Quienes han pretendido evadir esto, han buscado otros senderos, igualmente erróneos. El mismo “mito genial” del “socialismo nórdico”, ha sido demolido por el brillante Nima Sanadaji en su ensayo El poco excepcional modelo escandinavo: cultura, mercados y el fracaso de la ‘tercera vía’ del socialismo (2015), y lo remató con Desenmascarando la utopía: exponiendo el mito del socialismo nórdico (2016).
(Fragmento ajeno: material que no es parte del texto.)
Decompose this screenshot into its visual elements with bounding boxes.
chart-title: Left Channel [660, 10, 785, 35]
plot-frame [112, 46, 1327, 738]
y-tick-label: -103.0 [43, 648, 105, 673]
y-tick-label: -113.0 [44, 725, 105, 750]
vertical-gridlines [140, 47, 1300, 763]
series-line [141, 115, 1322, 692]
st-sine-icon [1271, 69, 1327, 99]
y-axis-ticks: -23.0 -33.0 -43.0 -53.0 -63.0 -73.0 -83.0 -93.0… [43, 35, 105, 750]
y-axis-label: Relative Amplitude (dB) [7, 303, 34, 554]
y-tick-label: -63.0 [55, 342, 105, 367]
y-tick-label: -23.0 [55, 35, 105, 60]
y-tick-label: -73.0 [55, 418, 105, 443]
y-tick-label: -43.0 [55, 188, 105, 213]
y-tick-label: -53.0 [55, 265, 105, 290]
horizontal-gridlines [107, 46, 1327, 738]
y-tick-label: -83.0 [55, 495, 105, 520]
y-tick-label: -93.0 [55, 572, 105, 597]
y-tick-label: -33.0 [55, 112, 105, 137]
La búsqueda del beneficio individual, ya lo dijeron David Hume, Adam Smith, John Stuart Mill, Jeremy Bentham y hasta David Ricardo, redunda en el provecho colectivo. Se logra así un ciclo virtuoso, que impulsa el progreso y el desarrollo. Pero este beneficio tiene que repercutir entre todos de forma distributiva, como advirtió tempranamente el propio Smith, quien debe recordarse que además de ser el autor de La riqueza de las naciones, también lo fue de la Teoría de los sentimientos morales, cuyo concepto de la empatía ha tenido eco hasta en nuestro contemporáneo y laureado Amartya Sen. Hoy se empieza a configurar progresivamente algo que podría llamarse sociocapitalismo moderno, como ha venido sosteniendo desde hace años Robert Corfe en su tratado básico Social Capitalism in Theory and Practice. Emergence of the New Majority (2008) y otras de sus obras, lamentablemente poco difundidas entre nosotros.
Un argumento innegable es que cuando ya se encuentran en situación de libertad las sociedades sometidas al control represivo comunista, regresan de forma natural a la competencia individual, al respeto de la propiedad privada y el mercado libre. No hay que imponer el capitalismo: este recupera su supremacía de modo automático (en ocasiones, es cierto, también de manera traumática en un primer momento de transitoria readaptación), mientras que el comunismo siempre es una imposición, pues pretende ir contra la misma condición humana. Es una idea, perversa, que aspira triunfar sobre la realidad.
Desde hace mucho tiempo, el comunismo puro ha abandonado su prédica filosófica y económica ortodoxa, pero sostiene su absoluto control social y político. Los sistemas “comunistas” supervivientes resultan apenas las toscas caricaturas de lo que fueron idealmente en el pasado: son vulgares dictaduras totalitarias, pero que aplican en la práctica la tan denostada explotación capitalista más cruel e inhumana, para sostener una camarilla de poderosos, quienes ya no son los funcionarios del Partido, sino los nuevos gerentes de un sistema de explotación esclavista y feudal con una hipócrita fachada ideologizada. Pero para sostener tan precario edificio, al menos ante la mirada de la propaganda tan importante para el mantenimiento y justificación del sistema, necesitan de una escenografía trucada y engañosa que les otorgue cierta disputable legitimidad y aunque sea una levísima apariencia de legalidad.
Eso precisamente es lo que está ocurriendo ahora en Cuba con la pretendida “constitución” en ciernes.